Requirement Levels¶
The schema is formally defined using protobuf3. In protobuf3, all elements are optional, and so there is no mechanism within protobuf to declare that a certain field is required. The Phenopacket schema does require some fields to be present and in some cases additionally requires that these fields have a certain format (syntax) or intended meaning (semantics). Software that uses Phenopackets should check the validity of the data with other means. We provide a Java implementation called Phenopacket Validator that tests Phenopackets (and related messages including Family, Cohort, and Biosample messages) for validity. Application code may additionally check for application-specific criteria.

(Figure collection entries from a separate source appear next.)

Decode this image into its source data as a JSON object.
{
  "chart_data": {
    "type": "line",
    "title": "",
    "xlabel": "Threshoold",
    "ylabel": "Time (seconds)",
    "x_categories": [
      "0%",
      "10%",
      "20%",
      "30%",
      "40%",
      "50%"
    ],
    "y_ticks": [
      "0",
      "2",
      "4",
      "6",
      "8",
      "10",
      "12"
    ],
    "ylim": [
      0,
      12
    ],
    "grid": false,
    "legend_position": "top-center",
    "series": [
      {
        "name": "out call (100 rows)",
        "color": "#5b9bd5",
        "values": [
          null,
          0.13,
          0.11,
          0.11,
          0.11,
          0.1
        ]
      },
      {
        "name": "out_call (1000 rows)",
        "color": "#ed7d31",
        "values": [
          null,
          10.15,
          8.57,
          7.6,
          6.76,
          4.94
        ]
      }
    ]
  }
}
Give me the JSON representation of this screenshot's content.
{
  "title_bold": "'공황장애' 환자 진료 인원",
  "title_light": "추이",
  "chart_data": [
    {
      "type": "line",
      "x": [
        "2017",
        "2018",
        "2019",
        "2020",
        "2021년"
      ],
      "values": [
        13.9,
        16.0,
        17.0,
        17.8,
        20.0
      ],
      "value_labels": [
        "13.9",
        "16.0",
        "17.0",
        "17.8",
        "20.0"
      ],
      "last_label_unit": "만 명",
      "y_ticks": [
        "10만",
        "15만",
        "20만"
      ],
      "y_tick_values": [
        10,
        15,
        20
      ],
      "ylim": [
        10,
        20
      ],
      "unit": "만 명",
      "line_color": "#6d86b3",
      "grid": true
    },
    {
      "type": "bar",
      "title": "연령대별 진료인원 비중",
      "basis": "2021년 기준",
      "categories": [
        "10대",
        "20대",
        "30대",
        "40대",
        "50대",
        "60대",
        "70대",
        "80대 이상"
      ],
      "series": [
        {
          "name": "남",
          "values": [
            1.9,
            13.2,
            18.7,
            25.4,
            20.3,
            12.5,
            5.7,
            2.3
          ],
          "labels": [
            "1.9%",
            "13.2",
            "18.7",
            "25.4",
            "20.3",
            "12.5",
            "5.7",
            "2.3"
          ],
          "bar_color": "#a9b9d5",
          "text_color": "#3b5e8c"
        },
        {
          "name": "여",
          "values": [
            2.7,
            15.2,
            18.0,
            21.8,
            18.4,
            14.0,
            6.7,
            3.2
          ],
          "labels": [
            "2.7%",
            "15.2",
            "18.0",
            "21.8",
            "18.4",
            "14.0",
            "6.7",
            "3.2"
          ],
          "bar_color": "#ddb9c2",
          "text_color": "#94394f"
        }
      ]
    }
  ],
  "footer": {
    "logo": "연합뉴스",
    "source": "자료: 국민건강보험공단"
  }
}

The Phenopacket schema uses three requirement levels. The required/recommended/optional designations are phenopacket-specific extensions used in the schema only (not code) and are not supported by protobuf.
Required¶
If a field is required, its presence is an absolute requirement of the specification, failing which the entire
phenopacket is regarded as malformed. This corresponds to the key words MUST
, REQUIRED
, and SHALL
in
RFC2119.
Validation software must emit an error if a required field is missing. We note that natively protobuf messages never return a null pointer, and so if a field is missing it will be an empty string, a zero, or default instance depending on the datatype. Therefore, in practive validation software does not need to check for null pointers.
Recommended¶
A field is not absolutely required, or there are valid reasons in particular circumstances that the field does
not apply to the intended use case of the Phenopacket. This corresponds to the key woirds SHOULD
and RECOMMENDED
in
RFC2119. For example, a variant may be associated with an id that can
be useful to have but is not necessary for an analysis. The variant NM_000138.4:c.*2024A>G is associated with the
id rs558488257.
Validation software may emit a warning if a recommended field is missing.
Optional¶
A field is truly optional. This category can be applied to fields that are only useful for a certain type of data. For
instance, the background
field of the variant
message is only used for Phenopackets that describe animal
models of disease.
The general-purpose validator must not emit a warning about these fields whether or not they are present. It may be appropriate for application-specific validators to emit a warning or even an error if a certain optional field is not present.